When I wasn’t working at the zipline, getting merchandise and materials ready for an earthskills festival, and taking a three-day Middle-earth trek in Wisconsin, every spare minute of the first half of July 2017 was spent finishing gear for a second survival presentation at the Frazier Museum’s summer camp—after the first session, I had told my facilitator that I had a Rebel militia persona in the works, and couldn’t go back on my word!
Therefore, I spent the entire two full days (July 12&13) before the camp finishing my Pepakura RFT helmet (which, as discussed earlier, came out looking surprisingly decent considering it was my first attempt with fiberglass), converting the last of my green army dress shirts to bib-front RFT-style, and getting my DH-17 retool in mostly-presentable condition.
After staying up til 0100 for multiple nights in a row, I managed to get everything done and was finally ready to debut my Rebel partisan impression, ‘Citizen Olis’, to a group of 10-13 younglings in grades 3 through 6!
What worked:
As with my previous presentation with my AgriCorps persona, having a decided setting (5 ABY) and the ability to stay in-character and keep comments in-universe helped immensely. Thankfully, after spending a year as a professional time-traveler to 1836, “What’s a ‘phone’?” rolls right off my tongue.
Many of the kiddos ate it up with a spoon, and my consistency may have helped sell it to the ones who were on the fence. I was limited on time already (Jennifer Lawrence was due to speak at a gala later that day, so everything at the museum was a hubbub), and having a younger-skewing audience meant that my usual cordage activity would’ve been a headache. As it was, I had exactly enough time to get through my main topics and have Q&A time at the end.
Having a helmet and blaster meant that I had props kids could try on and hold, and many of the younger ones did so.
-At least I wore the right pants this time!
Youngling-Asked Questions (and my responses):
Kid: ‘What do you do for fun?’
Olis: ‘Hmm…go exploring, fix stuff around the homestead, watch holofilms?’
K: ‘What does your house look like?’
Thanks to a recent playthrough of DF2JK, I was able to give a rough sketch of a Sulon farmer’s home, and truthfully explain that I had made a model of it for extra credit in 7th grade!:
A real stumper!:
K: ‘What kind of food do you eat?’
O: ‘Errrm…milk? Blue milk? Yeah, blue milk!’
Blast!…SW never focuses on real-world issues! Clearly a blind spot I need to focus on.
K: ‘What languages do you speak?”
O: ‘Well, we’re speaking Basic right now, aren’t we? Plus a tiny bit of Huttese. Pushee wumpa, pedunkee!’

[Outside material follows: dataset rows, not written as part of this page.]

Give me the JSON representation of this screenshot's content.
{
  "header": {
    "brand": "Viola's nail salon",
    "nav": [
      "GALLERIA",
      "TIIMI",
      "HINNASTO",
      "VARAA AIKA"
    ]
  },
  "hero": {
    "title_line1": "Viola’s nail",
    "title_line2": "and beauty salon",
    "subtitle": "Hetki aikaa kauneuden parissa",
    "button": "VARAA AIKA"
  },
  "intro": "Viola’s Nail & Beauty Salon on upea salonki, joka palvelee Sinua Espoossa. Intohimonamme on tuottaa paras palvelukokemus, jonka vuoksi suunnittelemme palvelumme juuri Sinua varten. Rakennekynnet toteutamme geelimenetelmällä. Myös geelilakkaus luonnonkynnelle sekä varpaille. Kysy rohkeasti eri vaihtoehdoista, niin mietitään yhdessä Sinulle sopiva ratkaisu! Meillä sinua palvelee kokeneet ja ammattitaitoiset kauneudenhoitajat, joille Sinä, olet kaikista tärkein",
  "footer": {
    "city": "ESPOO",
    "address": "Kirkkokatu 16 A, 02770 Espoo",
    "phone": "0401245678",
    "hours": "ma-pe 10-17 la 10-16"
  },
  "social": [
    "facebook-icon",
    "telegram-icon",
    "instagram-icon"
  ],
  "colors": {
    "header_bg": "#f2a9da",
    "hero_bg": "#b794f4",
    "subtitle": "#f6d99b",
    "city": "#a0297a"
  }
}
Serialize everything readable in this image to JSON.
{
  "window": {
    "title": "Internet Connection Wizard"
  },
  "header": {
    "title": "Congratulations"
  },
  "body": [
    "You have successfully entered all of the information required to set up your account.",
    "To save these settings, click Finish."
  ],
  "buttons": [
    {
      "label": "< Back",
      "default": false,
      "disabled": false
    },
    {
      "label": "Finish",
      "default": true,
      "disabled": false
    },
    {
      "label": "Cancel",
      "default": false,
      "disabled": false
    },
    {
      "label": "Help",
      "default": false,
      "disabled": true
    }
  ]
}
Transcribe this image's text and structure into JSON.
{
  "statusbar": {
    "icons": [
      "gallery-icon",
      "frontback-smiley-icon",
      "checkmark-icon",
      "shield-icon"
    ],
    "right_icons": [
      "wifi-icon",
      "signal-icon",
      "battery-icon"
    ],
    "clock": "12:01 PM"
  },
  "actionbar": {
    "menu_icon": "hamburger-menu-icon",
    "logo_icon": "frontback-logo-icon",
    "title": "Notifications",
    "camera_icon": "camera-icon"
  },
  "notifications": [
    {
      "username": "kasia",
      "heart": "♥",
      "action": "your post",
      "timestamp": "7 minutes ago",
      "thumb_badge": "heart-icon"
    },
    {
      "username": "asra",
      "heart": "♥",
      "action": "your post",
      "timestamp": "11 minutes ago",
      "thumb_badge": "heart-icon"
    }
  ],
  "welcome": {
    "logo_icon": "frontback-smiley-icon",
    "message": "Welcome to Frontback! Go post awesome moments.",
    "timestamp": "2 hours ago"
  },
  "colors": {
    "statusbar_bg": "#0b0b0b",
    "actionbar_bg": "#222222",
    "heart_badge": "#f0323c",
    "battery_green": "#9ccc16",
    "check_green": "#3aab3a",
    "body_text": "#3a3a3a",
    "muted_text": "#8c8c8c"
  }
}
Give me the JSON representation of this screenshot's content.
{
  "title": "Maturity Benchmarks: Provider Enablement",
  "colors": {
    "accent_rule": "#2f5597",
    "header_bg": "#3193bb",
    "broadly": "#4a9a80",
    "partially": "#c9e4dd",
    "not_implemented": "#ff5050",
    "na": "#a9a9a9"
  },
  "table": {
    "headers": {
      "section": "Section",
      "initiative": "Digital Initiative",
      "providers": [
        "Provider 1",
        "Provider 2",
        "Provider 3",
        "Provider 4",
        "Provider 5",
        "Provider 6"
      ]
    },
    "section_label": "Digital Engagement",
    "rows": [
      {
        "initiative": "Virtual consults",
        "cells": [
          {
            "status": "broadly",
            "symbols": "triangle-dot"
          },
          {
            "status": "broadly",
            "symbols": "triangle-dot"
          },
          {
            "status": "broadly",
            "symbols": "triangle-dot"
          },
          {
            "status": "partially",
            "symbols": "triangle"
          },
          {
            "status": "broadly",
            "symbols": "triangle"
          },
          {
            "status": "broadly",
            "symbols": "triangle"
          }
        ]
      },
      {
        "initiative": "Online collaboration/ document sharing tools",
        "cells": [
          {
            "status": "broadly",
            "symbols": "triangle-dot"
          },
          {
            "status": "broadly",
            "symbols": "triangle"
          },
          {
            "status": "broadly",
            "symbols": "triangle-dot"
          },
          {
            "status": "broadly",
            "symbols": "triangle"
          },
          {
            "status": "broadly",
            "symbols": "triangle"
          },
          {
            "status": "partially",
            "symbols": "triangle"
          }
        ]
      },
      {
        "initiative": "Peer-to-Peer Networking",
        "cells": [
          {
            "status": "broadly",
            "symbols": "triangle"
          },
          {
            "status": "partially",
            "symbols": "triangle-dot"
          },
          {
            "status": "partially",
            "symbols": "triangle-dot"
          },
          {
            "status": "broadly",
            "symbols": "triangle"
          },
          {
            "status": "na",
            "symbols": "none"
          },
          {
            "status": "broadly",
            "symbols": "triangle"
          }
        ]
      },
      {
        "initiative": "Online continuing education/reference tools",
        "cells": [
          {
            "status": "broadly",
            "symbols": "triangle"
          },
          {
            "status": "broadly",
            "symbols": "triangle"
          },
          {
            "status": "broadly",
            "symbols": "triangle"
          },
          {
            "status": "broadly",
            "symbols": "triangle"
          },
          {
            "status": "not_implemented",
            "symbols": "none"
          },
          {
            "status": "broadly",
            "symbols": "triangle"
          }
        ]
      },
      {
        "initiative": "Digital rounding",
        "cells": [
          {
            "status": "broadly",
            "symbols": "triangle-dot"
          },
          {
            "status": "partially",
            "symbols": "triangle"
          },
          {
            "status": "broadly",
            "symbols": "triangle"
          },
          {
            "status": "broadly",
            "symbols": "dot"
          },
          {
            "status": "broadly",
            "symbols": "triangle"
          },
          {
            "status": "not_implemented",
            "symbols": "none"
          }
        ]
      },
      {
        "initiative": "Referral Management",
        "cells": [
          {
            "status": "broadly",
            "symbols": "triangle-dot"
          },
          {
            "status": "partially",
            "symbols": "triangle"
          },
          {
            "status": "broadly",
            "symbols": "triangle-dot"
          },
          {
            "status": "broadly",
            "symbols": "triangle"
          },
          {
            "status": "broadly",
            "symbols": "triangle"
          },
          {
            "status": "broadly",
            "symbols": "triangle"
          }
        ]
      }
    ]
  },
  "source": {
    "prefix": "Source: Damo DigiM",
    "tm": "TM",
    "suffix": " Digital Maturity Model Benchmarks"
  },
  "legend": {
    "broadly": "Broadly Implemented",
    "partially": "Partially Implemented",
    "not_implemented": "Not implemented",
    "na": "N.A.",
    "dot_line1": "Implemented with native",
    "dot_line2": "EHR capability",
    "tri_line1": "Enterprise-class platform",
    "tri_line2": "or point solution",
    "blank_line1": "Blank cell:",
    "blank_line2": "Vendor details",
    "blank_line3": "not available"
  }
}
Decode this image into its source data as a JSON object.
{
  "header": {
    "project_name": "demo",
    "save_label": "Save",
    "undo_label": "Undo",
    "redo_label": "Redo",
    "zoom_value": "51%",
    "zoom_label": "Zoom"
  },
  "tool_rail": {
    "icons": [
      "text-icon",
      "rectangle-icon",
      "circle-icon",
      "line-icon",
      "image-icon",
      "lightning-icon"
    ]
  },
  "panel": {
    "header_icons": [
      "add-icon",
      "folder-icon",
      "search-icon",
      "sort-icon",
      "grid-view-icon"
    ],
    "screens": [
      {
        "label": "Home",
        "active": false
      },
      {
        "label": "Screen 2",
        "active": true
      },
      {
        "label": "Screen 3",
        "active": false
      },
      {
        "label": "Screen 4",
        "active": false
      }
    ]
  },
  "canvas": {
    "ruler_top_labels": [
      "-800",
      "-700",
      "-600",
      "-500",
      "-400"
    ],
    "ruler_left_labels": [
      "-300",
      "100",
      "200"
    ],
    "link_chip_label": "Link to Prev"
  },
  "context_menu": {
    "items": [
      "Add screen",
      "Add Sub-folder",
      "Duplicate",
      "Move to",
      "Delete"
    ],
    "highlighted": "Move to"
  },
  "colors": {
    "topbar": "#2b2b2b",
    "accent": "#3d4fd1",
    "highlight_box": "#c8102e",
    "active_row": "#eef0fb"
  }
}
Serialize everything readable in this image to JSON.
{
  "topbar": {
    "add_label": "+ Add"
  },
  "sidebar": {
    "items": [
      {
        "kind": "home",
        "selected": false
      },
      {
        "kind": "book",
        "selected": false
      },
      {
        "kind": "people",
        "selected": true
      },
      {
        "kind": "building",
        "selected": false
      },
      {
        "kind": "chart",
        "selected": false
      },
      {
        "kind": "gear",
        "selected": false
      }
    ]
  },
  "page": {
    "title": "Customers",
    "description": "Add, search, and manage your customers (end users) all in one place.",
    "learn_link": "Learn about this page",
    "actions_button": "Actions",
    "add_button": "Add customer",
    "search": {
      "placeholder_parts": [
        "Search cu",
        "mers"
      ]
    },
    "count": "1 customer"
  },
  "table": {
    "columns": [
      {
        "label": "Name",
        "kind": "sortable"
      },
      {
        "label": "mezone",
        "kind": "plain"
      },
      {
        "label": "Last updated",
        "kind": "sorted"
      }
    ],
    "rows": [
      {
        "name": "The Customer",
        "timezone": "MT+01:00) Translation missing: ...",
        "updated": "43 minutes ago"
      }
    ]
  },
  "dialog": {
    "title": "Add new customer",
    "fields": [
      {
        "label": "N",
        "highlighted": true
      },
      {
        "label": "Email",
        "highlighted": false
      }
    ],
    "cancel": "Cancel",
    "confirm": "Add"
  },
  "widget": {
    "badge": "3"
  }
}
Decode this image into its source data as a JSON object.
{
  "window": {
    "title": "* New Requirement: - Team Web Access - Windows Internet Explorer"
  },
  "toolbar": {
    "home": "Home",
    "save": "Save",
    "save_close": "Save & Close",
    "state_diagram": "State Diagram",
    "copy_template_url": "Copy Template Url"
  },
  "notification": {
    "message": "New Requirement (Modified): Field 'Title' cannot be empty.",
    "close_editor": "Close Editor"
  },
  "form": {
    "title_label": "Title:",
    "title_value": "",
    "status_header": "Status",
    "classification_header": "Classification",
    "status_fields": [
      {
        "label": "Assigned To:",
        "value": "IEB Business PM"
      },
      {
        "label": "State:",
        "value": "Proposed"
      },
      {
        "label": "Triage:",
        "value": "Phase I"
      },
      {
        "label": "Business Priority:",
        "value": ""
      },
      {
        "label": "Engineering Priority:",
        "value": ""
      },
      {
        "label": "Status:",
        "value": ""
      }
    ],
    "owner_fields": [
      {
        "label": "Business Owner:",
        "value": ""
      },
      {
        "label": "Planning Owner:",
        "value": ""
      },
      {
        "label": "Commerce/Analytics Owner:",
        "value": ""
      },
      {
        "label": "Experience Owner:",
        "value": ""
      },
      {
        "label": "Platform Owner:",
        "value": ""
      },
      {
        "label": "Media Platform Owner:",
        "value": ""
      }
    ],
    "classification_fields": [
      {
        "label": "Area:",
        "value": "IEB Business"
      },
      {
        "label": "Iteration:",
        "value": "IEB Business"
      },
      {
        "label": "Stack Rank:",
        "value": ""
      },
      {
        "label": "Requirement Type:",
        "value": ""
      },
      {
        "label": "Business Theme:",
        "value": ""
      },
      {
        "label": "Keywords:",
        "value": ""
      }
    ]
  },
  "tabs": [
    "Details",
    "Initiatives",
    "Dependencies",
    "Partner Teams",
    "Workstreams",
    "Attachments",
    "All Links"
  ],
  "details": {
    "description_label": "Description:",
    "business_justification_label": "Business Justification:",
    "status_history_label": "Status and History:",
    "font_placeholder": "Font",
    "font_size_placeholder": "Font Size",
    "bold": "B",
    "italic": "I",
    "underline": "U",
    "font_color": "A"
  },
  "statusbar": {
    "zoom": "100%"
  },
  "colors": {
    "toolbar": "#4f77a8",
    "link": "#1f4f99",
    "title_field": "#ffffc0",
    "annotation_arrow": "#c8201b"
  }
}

K: “Do you know what glitter is?”
O: “You mean glitterstim, like the spice? Or like, how the stars glitter?”
K: “Do you have any pets?”
O: “Not really. I mean, my family has a herd of [gra], but those are livestock.”
What didn’t work:
-I forgot to pack a trashbag for improvised ground insulation demonstration.
-As with last year’s presentation, this younger-skewing audience was much more concerned with Jedi and lightsabers (‘what’s your favorite color?’ ‘Have you seen any colors besides blue, green, red, and purple?’ etc.)… and were determined to warn me of future post-Disney plot points.
Take-aways/what to improve for next time:
-I need a way to explain this persona’s time period to audiences. All the kids have seen Disney sWTFa and Rogue One (and likely every year following’s Disney!SW flick for subsequent events), but I’m focusing on a specific year of the GCW, and the narrative of the conflict as detailed in the EU, which most of my audience will likely not be familiar with.
-someone asked if I had ever killed anybody! I wasn’t expecting that, so I nodded, tersely said, ‘Stormtroopers. In ambush’, and hoped that would be enough. I should probably dig up some historic guerilla stories that I can ‘translate’ into GFFA context…this provided the germ of my how to snag a speeder article from last fall.
-I still need to finish some details on my DH-17 (one kid examined the blaster only to loudly proclaim, “there’s no aimer!”—assuming he meant eyepiece on the scope); a rear lens would greatly help sell the illusion (a detailed reticule would be even better!).